『Apex Legends』キャラクターごとの当たり判定の違いが賛否を巻き起こす。バトルロイヤルにおける“性能差”の難しさ

『Apex Legends』にて、キャラクター(レジェンド)によってヒットボックス(当たり判定)が異なることを疑問視する声が海外コミュニティで議題に挙がっている。とある海外ユーザーによって投稿されたクリップは、一見は小柄に見えるパスファインダーが同サイズのブラッドハウンドよりもヒットボックスが大きいことを証明した。つまり、ブラッドハウンドよりもパスファインダーを使用しているときの方が容易に敵プレイヤーの的となってしまい、銃撃戦に敗北してしまう可能性が高いことを意味している。また他のユーザーの投稿によると、コースティックやジブラルタルのような大型キャラクターには、そのサイズに合わせたヒットボックスが設定されているとのことだ。逆に、ライフライン、ブラッドハウンド、バンガロール、レイスのような小さなキャラクターでは、その他のレジェンドよりも被弾するリスクが低い。

Bloodhound vs Pathfinder Hitbox. from apexlegends

これらのヒットボックス問題に対し、コミュニティ全体の意見としては賛否両論である。とあるプレイヤーは、全てのキャラクターのヒットボックスを同じサイズと形状にすることがゲームバランスを公平にするために最も優れた方法であると投稿した。その他にも、ヒットボックスが大きく設定されたキャラクターには能力や体力の優位をつけるという形でバランスを取るべき、といった意見も出ている。一方で、大型キャラクターの当たり判定が大きいことは違和感の無い仕様であり、このままあるべきだという肯定派のユーザーも存在している。

しかし、キャラクターの見え方が実際のヒットボックスよりも大きいという状況も問題だ。何故なら、プレイヤーが画面上に映ったキャラクターを正確に狙撃しても、システム内部で決められたヒットボックスから外れていれば弾がすり抜けてしまうからだ。そういった経験は決して気持ちいいものとは言えず、今回のヒットボックスの件よりも重大な問題として取り上げられることになるだろう。さらに言えば、均一化されたヒットボックスに合わせてキャラクター自体のサイズを調整するとなれば、それぞれのキャラクターの個性なり、ゲーム全体の世界観が崩れてしまいかねないだろう。

そもそもの前提として、『Apex Legends』はそれぞれのキャラクターが異なるアビリティを保有しており、それらを上手く連携させながら敵の部隊を攻め込んでいく、いわゆるチームプレイ重視のバトルロイヤルゲームとなっている。また、シグナル機能によって落ちているアイテムの種類やレアリティを伝えられるなど、積極的にチーム内でコミュニケーションを図ることが可能となっている。つまり、それぞれのキャラクターには初期段階から性能の違いが存在しており、それぞれが担う役割を遂行していく必要があるゲームデザインであるということだ。そう考えれば、ヒットボックスの大きさや形状が異なることも、ごく自然と言えるのではないだろうか。

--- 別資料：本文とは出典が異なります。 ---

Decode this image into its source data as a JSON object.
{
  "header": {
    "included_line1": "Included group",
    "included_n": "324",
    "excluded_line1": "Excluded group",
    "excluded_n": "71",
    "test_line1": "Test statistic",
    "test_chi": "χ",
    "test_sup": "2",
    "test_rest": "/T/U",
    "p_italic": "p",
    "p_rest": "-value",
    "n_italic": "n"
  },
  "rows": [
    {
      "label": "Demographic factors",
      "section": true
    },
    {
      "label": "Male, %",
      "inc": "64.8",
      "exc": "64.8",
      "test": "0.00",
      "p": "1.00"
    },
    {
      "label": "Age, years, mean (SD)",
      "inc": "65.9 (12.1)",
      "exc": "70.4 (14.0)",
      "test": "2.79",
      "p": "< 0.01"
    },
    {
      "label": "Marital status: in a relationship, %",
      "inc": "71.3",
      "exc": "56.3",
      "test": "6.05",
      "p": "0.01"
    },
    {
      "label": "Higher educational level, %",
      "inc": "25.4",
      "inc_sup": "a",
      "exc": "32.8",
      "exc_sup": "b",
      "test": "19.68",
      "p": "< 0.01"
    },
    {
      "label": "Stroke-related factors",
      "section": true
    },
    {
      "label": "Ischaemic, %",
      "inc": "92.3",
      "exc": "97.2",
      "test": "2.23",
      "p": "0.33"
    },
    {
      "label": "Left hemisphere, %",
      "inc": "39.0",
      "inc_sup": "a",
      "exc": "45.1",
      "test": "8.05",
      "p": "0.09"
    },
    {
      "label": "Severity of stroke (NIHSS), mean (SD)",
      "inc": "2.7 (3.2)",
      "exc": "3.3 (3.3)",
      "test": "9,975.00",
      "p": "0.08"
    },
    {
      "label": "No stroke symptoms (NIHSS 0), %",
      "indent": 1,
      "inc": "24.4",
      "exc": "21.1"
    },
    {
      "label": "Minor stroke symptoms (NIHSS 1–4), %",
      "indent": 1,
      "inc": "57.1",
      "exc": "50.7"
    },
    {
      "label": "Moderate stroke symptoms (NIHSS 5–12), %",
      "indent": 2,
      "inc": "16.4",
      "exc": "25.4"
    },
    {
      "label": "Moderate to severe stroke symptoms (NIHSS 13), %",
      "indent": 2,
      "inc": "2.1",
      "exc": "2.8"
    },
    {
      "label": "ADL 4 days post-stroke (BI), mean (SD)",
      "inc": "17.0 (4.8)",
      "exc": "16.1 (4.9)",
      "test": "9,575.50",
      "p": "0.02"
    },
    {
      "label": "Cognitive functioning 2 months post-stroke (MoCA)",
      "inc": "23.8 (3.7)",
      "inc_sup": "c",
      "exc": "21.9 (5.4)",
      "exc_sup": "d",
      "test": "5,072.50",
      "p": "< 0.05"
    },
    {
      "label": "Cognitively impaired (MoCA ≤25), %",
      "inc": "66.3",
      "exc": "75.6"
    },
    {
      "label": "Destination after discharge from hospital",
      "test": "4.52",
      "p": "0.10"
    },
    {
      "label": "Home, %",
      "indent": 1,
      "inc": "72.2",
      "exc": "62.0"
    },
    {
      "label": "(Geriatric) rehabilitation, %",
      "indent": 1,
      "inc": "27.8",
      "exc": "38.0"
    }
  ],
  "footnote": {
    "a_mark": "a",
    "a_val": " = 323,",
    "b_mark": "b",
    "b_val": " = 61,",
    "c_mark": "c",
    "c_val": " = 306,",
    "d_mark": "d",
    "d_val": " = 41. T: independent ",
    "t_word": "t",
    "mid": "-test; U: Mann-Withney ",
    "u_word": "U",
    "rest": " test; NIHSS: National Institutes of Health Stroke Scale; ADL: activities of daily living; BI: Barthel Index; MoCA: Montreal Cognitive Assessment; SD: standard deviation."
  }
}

キャラクターごとのヒットボックスの大きさが異なっても一貫したゲームバランスを保っているゲームの例としては、人気FPSタイトル『オーバーウォッチ』が挙げられる。公式によって各キャラクターがタンク、ダメージ、サポートの3種類に分類されており、明確な役割を持たせている。さらに、コミュニティ内や競技シーンではさらに細かな分類が行われている。それぞれのキャラクターは体力量や武器のダメージが異なり、もちろんヒットボックスもキャラクターの大きさに合わせて設定されている。

『オーバーウォッチ』

しかし、バトルロイヤルゲームの『Apex Legends』では、前提として物資を拾い集める必要がある。拾い集めることのできる武器の威力やアーマーの耐久値は共通なので、使用するキャラクターによって差がつかず、異なるのはキャラクターの保有アビリティとヒットボックスという状況である。均一なバランスを保つためとはいえ、ゲームの核となるバトルロイヤルの基本的な要素を取り壊してしまうことは考えづらい。開発元であるEAおよびRespawn Entertainmentは、各キャラクターが異なる戦略を展開できるよう、勝率、選択率、勝利した部隊の編成、1試合の平均キル数など、さまざまな指標からキャラクターを分析し、定期的なバランス調整を行うとしている。また、先日実施されたアップデートの際には「ヒットボックスの個体差が話題にあがっていることは認識しており、ちょうど今日議論していたところです。今のところは他に言えることはありませんが、コミュニティの意見は把握しています」とコメントした(reddit)。つまり、今後の各キャラクターの使用状況や勝率によっては、ヒットボックスの調整が実施される可能性は大いにあると言えるだろう。